My personal favorite was the 1930 Ford convertible sedan, owned by Kevin Romeyk. And the story behind it was charming too. He told me that the car was owned by his neighbor when he was a kid and he helped restore it back then. He eventually bought the car to add to his collection.
It took a number of volunteers to make this happen, as well as a long list of sponsors. Since events like this cannot happen with the support of sponsors, please take note of those that helped out:
Albert Kemperle, Inc.; Lewis Blydenburg,in memory of “LOVON”; Buzz Chew Chevrolet; Coastal Farms; Cook, Maran & Associates; Core Dynamics; Corwith Farms; Corwith’s Auto Body, Inc.; Countryscapes Landscaping; Creative Design Landscaping; Deerfield Landscaping; Deerfield Millwork; Dermot Dolan, State Farm Agency; D.F. Electric; DQG Gutters; Dunkerley’s Office Products; Eastland Farms; the Edgerton-Warburton family; and Equine Dental Solutions.
Also, Paul and Helene Fagan; Fellingham’s; Anthony Fiorentino; Gallagher’s Automotive; Halsey Farm & Nursery; Halsey’s Green Thumb of Water Mill, Inc.; Hampton Coffee Company; Hampton Truck & Auto; Herrick Hardware; E.A.& H. Hildreth, Inc.; Innovative Turf Systems; Jeff Jones Construction; Jim Hagen Concrete Construction LLC; John David Rose Architect; Landscaping by Renner; Susan Lillywhite; Michael Longo; McNamara Associates; Michael Nardy; Nature’s Guardian; Nowedonah Landscaping; Nugent & Potter Inc.; Peter Barylski Landscapes, Inc.; The Raynor Group; Frank Ruppel; S&P Carting Service, Inc.; Southrifty Drug, Inc.; Strong Oil Co.; Suffolk Cement Products, Inc.; TLT Racetek; Evelyn and Henry Tureski; and the Wainscott Inn.

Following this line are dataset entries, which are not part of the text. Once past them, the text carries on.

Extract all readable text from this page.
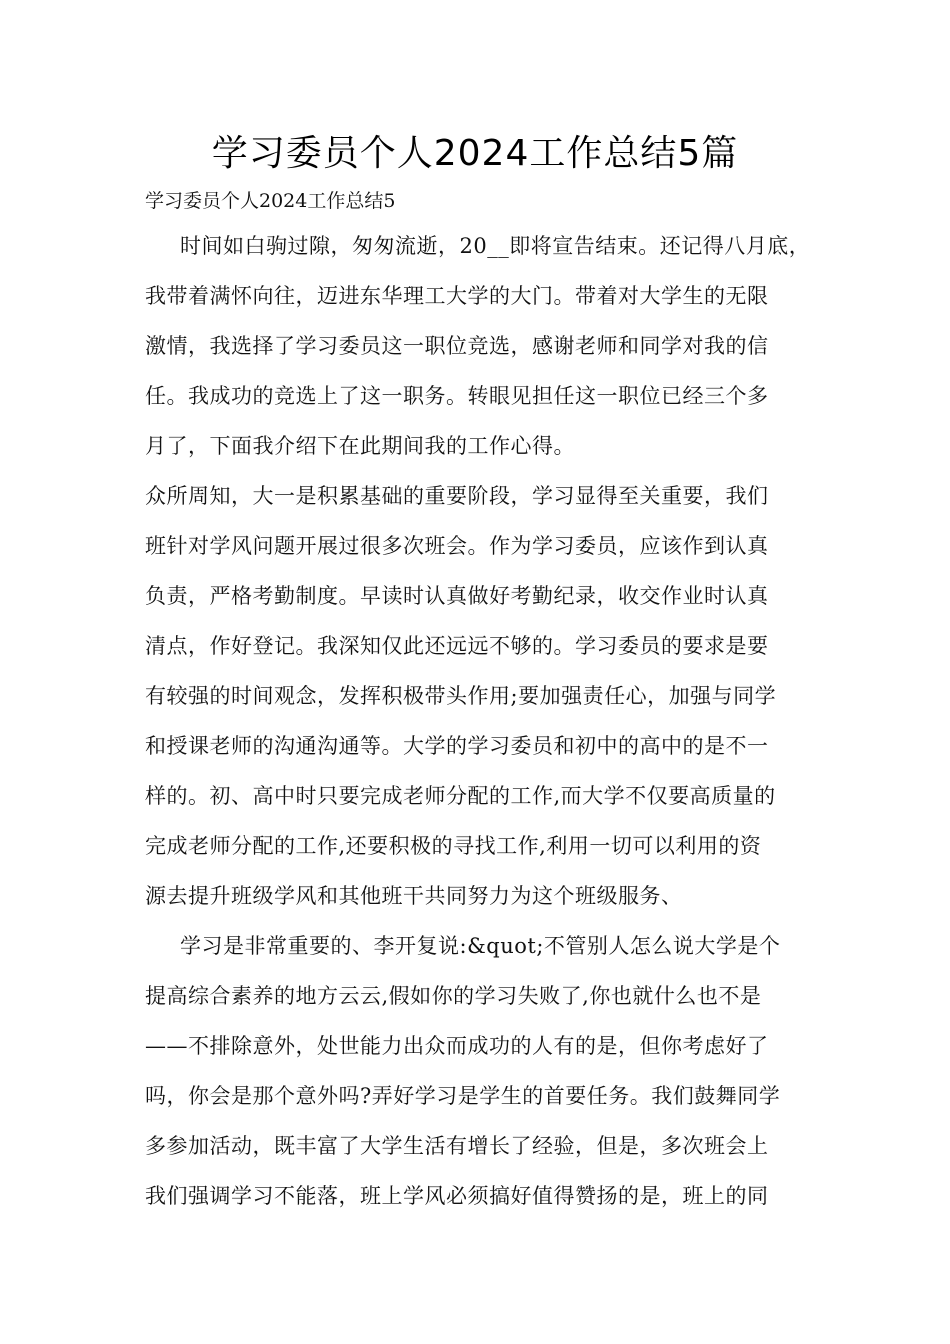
学习委员个人2024工作总结5篇

学习委员个人2024工作总结5

时间如白驹过隙，匆匆流逝，20__即将宣告结束。还记得八月底，

我带着满怀向往，迈进东华理工大学的大门。带着对大学生的无限

激情，我选择了学习委员这一职位竞选，感谢老师和同学对我的信

任。我成功的竞选上了这一职务。转眼见担任这一职位已经三个多

月了，下面我介绍下在此期间我的工作心得。

众所周知，大一是积累基础的重要阶段，学习显得至关重要，我们

班针对学风问题开展过很多次班会。作为学习委员，应该作到认真

负责，严格考勤制度。早读时认真做好考勤纪录，收交作业时认真

清点，作好登记。我深知仅此还远远不够的。学习委员的要求是要

有较强的时间观念，发挥积极带头作用;要加强责任心，加强与同学

和授课老师的沟通沟通等。大学的学习委员和初中的高中的是不一

样的。初、高中时只要完成老师分配的工作,而大学不仅要高质量的

完成老师分配的工作,还要积极的寻找工作,利用一切可以利用的资

源去提升班级学风和其他班干共同努力为这个班级服务、

学习是非常重要的、李开复说:&quot;不管别人怎么说大学是个

提高综合素养的地方云云,假如你的学习失败了,你也就什么也不是

——不排除意外，处世能力出众而成功的人有的是，但你考虑好了

吗，你会是那个意外吗?弄好学习是学生的首要任务。我们鼓舞同学

多参加活动，既丰富了大学生活有增长了经验，但是，多次班会上

我们强调学习不能落，班上学风必须搞好值得赞扬的是，班上的同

All proceeds of the event go to the Water Mill Village Improvement Association, the organization responsible for maintaining the hamlet green and the windmill that serves as the iconic entrance to our community.
Saturday was the first opportunity my family and I had to visit the Mecox cut and we were surprised by what we saw. I had heard that a “wall of sand” had been built up between the ocean and Mecox Bay in order to keep the cut closed, but didn’t envision what was actually there. Although I did not officially confirm this, sources that know such things told me it was likely done because the cut would not close naturally and was causing serious erosion to the beaches to the west.
It was quite interesting because the wall of sand is about 15 feet high and 20 feet deep and I cannot even estimate how wide the expanse is. Standing on the top affords a beautiful view of what is now a huge pond to the south, the ocean farther south, and the bay to the north.
In the ocean and bay on Saturday were several kiteboarders, some of whom appeared to be trying to jump the wall of sand from the bay to pond.